The New Middle Collegiate Church, built in 1891-92 and designed by S.B. Reed, is located on Second Avenue between 6th and 7th Streets. When initially built, the church had reading-rooms and a gymnasium. The sanctuary's stained-glass windows were of Tiffany glass. It is located within the East Village/Lower East Side Historic District, created in October 2012. It housed the New York Liberty Bell. A fire in December 2020 significantly damaged the facility.

===1892 West End Collegiate Church===

The West End Collegiate Church, located at the northeast corner of West End Avenue and West 77th Street was built 1891-92, to the design of Robert W. Gibson.

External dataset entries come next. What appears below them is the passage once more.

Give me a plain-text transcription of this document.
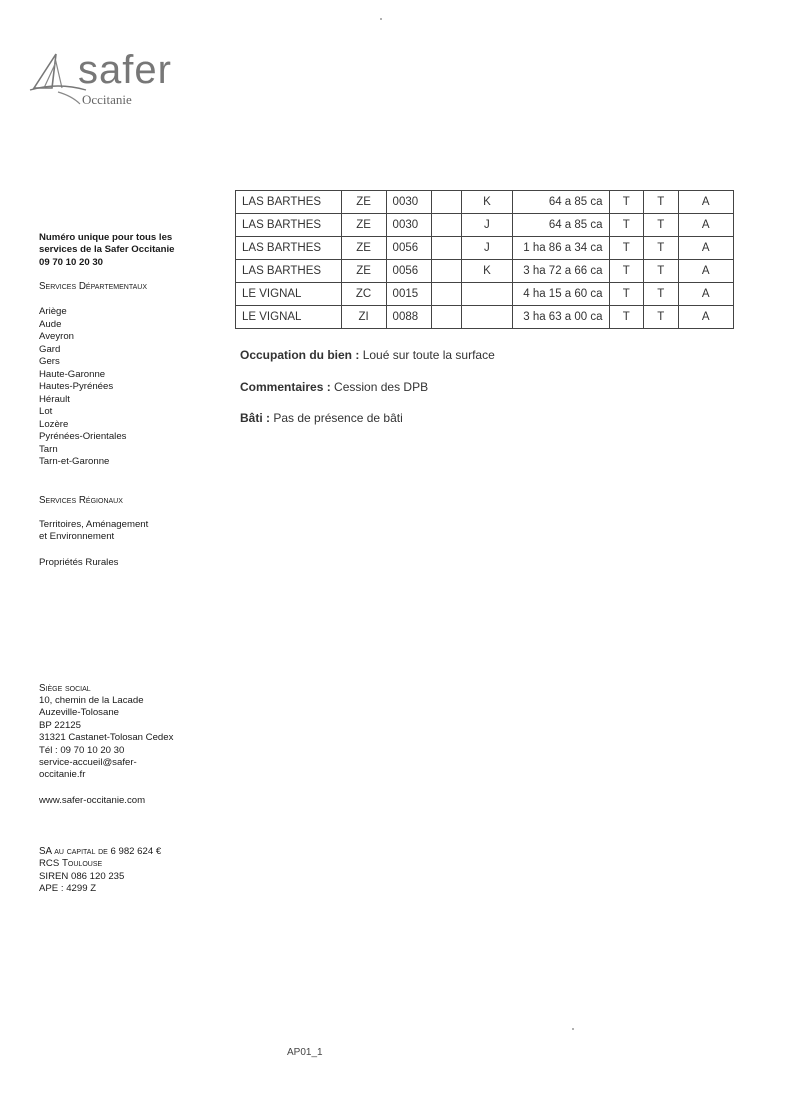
safer
Occitanie
Numéro unique pour tous les
services de la Safer Occitanie
09 70 10 20 30
Services Départementaux
Ariège
Aude
Aveyron
Gard
Gers
Haute-Garonne
Hautes-Pyrénées
Hérault
Lot
Lozère
Pyrénées-Orientales
Tarn
Tarn-et-Garonne
Services Régionaux
Territoires, Aménagement
et Environnement
Propriétés Rurales
Siège social
10, chemin de la Lacade
Auzeville-Tolosane
BP 22125
31321 Castanet-Tolosan Cedex
Tél : 09 70 10 20 30
service-accueil@safer-
occitanie.fr
www.safer-occitanie.com
SA au capital de 6 982 624 €
RCS Toulouse
SIREN 086 120 235
APE : 4299 Z
LAS BARTHES	ZE	0030		K	64 a 85 ca	T	T	A
LAS BARTHES	ZE	0030		J	64 a 85 ca	T	T	A
LAS BARTHES	ZE	0056		J	1 ha 86 a 34 ca	T	T	A
LAS BARTHES	ZE	0056		K	3 ha 72 a 66 ca	T	T	A
LE VIGNAL	ZC	0015			4 ha 15 a 60 ca	T	T	A
LE VIGNAL	ZI	0088			3 ha 63 a 00 ca	T	T	A
Occupation du bien : Loué sur toute la surface
Commentaires : Cession des DPB
Bâti : Pas de présence de bâti
AP01_1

===1909 Fort Washington Collegiate Church===

The Fort Washington Collegiate Church at 470 Fort Washington Avenue began as an outreach of the West End Collegiate Church. The church was built in 1908-09 and was designed by the firm of Nelson & Van Wagenen in the Country Gothic style. In 1916, it became a full member of the Collegiate Reformed Protestant Dutch Church, along with the Marble, Middle and West End Collegiate Churches. It incorporates the congregation of the Hamilton Grange Reformed Church and former members of the Harlem Reformed Dutch Church.